Photographer David Drebin Defines "Home"
Photographer and multidisciplinary artist David Drebin on the transitory nature of home. When we speak on the phone, David Drebin is at home, sort of. It is early July and the New York–based photographer and multidisciplinary artist is spending the summer in Toronto, where he was born and raised. But, he stresses, he is not here for R&R, taking it easy or chilling. “I don’t really relax and unwind, or take a break, because I love what I do,” he says. He’s working on post-production in Canada. Then he hits the road again.
“I’m here for two months and I’m happy I’m not going on a plane,” says Drebin. But then he rattles off his itinerary at a staccato pace. “Come September, I’m going to Istanbul. I’m going to Paris in November. I’m going to Berlin. I’m going to make images all over Italy. I’m going back to Miami from December until April for all these art fairs. Then my book comes out in March or April . Then I’m having shows in Munich and Berlin.”
Over the course of our conversation, it becomes apparent the esteemed artist is at home — everywhere and nowhere. When he isn’t living out of a suitcase, Drebin divides his time between Toronto and his adopted hometown of New York City. For him, home is work, and work is about crafting fantasies. (Drebin’s photography in particular is coveted by collectors for its trademark over-the-top sheen of sex, ostentation and luxurious ennui.)
Home & Away
In the early ’90s, Drebin moved to New York City to attend Parsons School of Design, lured by Manhattan’s pop cultural lustre and creative potential. “New York embraces people — all the crazies and visionaries. I think that’s why people flock to New York from all over the world. I wanted to go to what I thought was the centre of the universe,” he says. “I moved to New York to make it.”
One of Canada’s most successful commercial artists, Drebin has definitely “made it,” and he uses Manhattan as the backdrop for his own success and, frequently, the imagined successes of the beautiful people and beautiful interiors he captures in his lush cinematic lens.

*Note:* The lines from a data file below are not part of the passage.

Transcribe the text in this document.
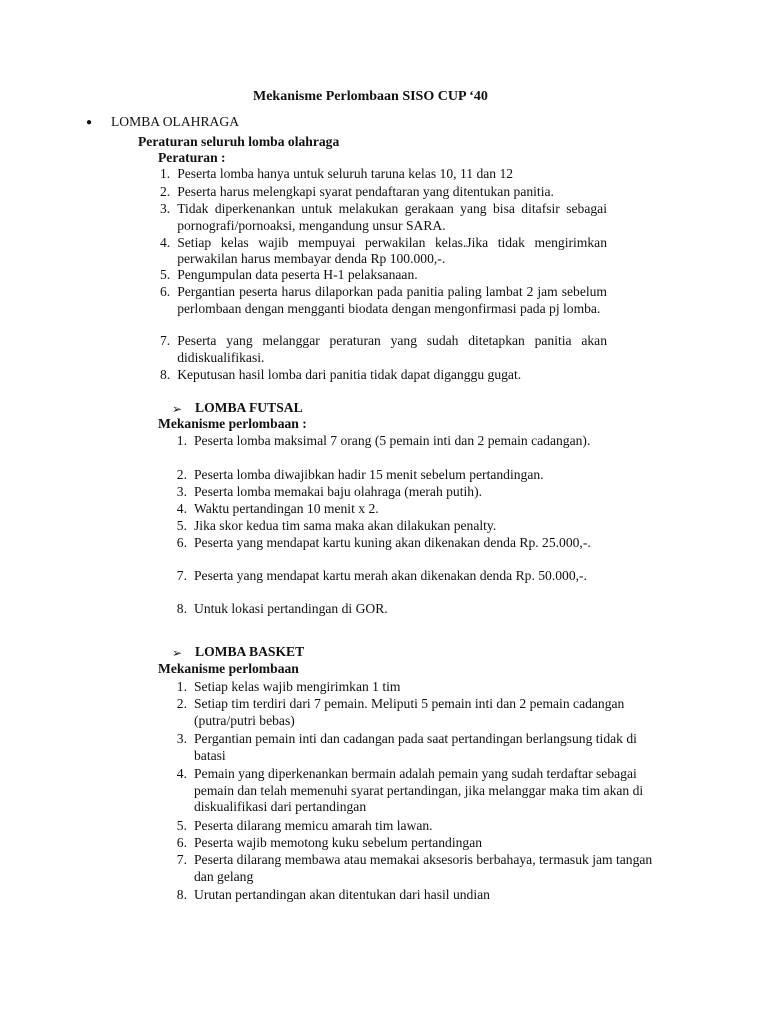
Mekanisme Perlombaan SISO CUP ‘40
● LOMBA OLAHRAGA
Peraturan seluruh lomba olahraga
Peraturan :
1. Peserta lomba hanya untuk seluruh taruna kelas 10, 11 dan 12
2. Peserta harus melengkapi syarat pendaftaran yang ditentukan panitia.
3. Tidak diperkenankan untuk melakukan gerakaan yang bisa ditafsir sebagai pornografi/pornoaksi, mengandung unsur SARA.
4. Setiap kelas wajib mempuyai perwakilan kelas.Jika tidak mengirimkan perwakilan harus membayar denda Rp 100.000,-.
5. Pengumpulan data peserta H-1 pelaksanaan.
6. Pergantian peserta harus dilaporkan pada panitia paling lambat 2 jam sebelum perlombaan dengan mengganti biodata dengan mengonfirmasi pada pj lomba.
7. Peserta yang melanggar peraturan yang sudah ditetapkan panitia akan didiskualifikasi.
8. Keputusan hasil lomba dari panitia tidak dapat diganggu gugat.
➢ LOMBA FUTSAL
Mekanisme perlombaan :
1. Peserta lomba maksimal 7 orang (5 pemain inti dan 2 pemain cadangan).
2. Peserta lomba diwajibkan hadir 15 menit sebelum pertandingan.
3. Peserta lomba memakai baju olahraga (merah putih).
4. Waktu pertandingan 10 menit x 2.
5. Jika skor kedua tim sama maka akan dilakukan penalty.
6. Peserta yang mendapat kartu kuning akan dikenakan denda Rp. 25.000,-.
7. Peserta yang mendapat kartu merah akan dikenakan denda Rp. 50.000,-.
8. Untuk lokasi pertandingan di GOR.
➢ LOMBA BASKET
Mekanisme perlombaan
1. Setiap kelas wajib mengirimkan 1 tim
2. Setiap tim terdiri dari 7 pemain. Meliputi 5 pemain inti dan 2 pemain cadangan (putra/putri bebas)
3. Pergantian pemain inti dan cadangan pada saat pertandingan berlangsung tidak di batasi
4. Pemain yang diperkenankan bermain adalah pemain yang sudah terdaftar sebagai pemain dan telah memenuhi syarat pertandingan, jika melanggar maka tim akan di diskualifikasi dari pertandingan
5. Peserta dilarang memicu amarah tim lawan.
6. Peserta wajib memotong kuku sebelum pertandingan
7. Peserta dilarang membawa atau memakai aksesoris berbahaya, termasuk jam tangan dan gelang
8. Urutan pertandingan akan ditentukan dari hasil undian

Drebin’s photography is about larger-than-life luxury and beauty. Heartbreakingly beautiful femme fatales. Stunningly sumptuous condos and hotel suites. Breathtaking urban landscapes that he refers to, fittingly, as “dreamscapes.” Saturated in colour. Dramatic in contrast. So more-is-more as to be just on the right side of the tasteful-crass border. And collectors love it. Drebin is a regular at Art Miami, Art New York, Scope Basel, Photo London, Paris Photo, Istanbul Contemporary — the list is long, and growing.
“I sell luxury and fantasy,” Drebin declares, noting too that his work triggers a visceral emotional response in many viewers. Whether set in an opulent hotel room, an eye-popping landscape or a messy bed, the images are, he says, “really kind of reflections of the viewers themselves — of the life that they want to live, the places they’ve been and the places [where] they want to go.”
At Home in the World
When starting a new series or project, he considers how images may fit together in a future exhibition or book. He has already published six books with teNeues Publishing, the seventh slated to launch in early 2019. But for the most part, he avoids over-thinking or over-planning. “My process is very simple. If I have a passion for something, I find the right light for that situation and then I work on the emotion of the situation. Whether it’s a landscape or a person, that’s how I do it,” he explains.
Drebin has expanded his body of work to encompass lightboxes, etchings on glass, neon installations and photographic sculpture. He likens his forays into new media to multilingualism. “I wanted to learn many languages, and each art form was like learning a new language for me. But I speak the same in different versions and languages.” Think pouty glitter lips, leggy free-falling beauties and sassy off-the-cuff sign-offs.
Drebin is, above all, restless. As we speak, a kinetic current crackles through the line. This is a man who lives to work. He is stoked about his upcoming book, tentatively titled Before They Were Famous — a collection of Polaroids and contact sheets he shot in the early 1990s, which include subjects like Charlize Theron, Steve Jobs and Geoffrey Rush. “It’s going to be a beautifully designed book with worldwide distribution — limited- edition, hand-signed 1,000 copies, with exhibitions all over the world. I’m having exhibitions in Istanbul, in Munich, in Berlin, in Miami, in New York, in London, in Zurich…. It really is nonstop for me.” Will he miss home — that is, his bases in Toronto and New York? Nah, says this photo- graphic nomad. “I can work from anywhere.”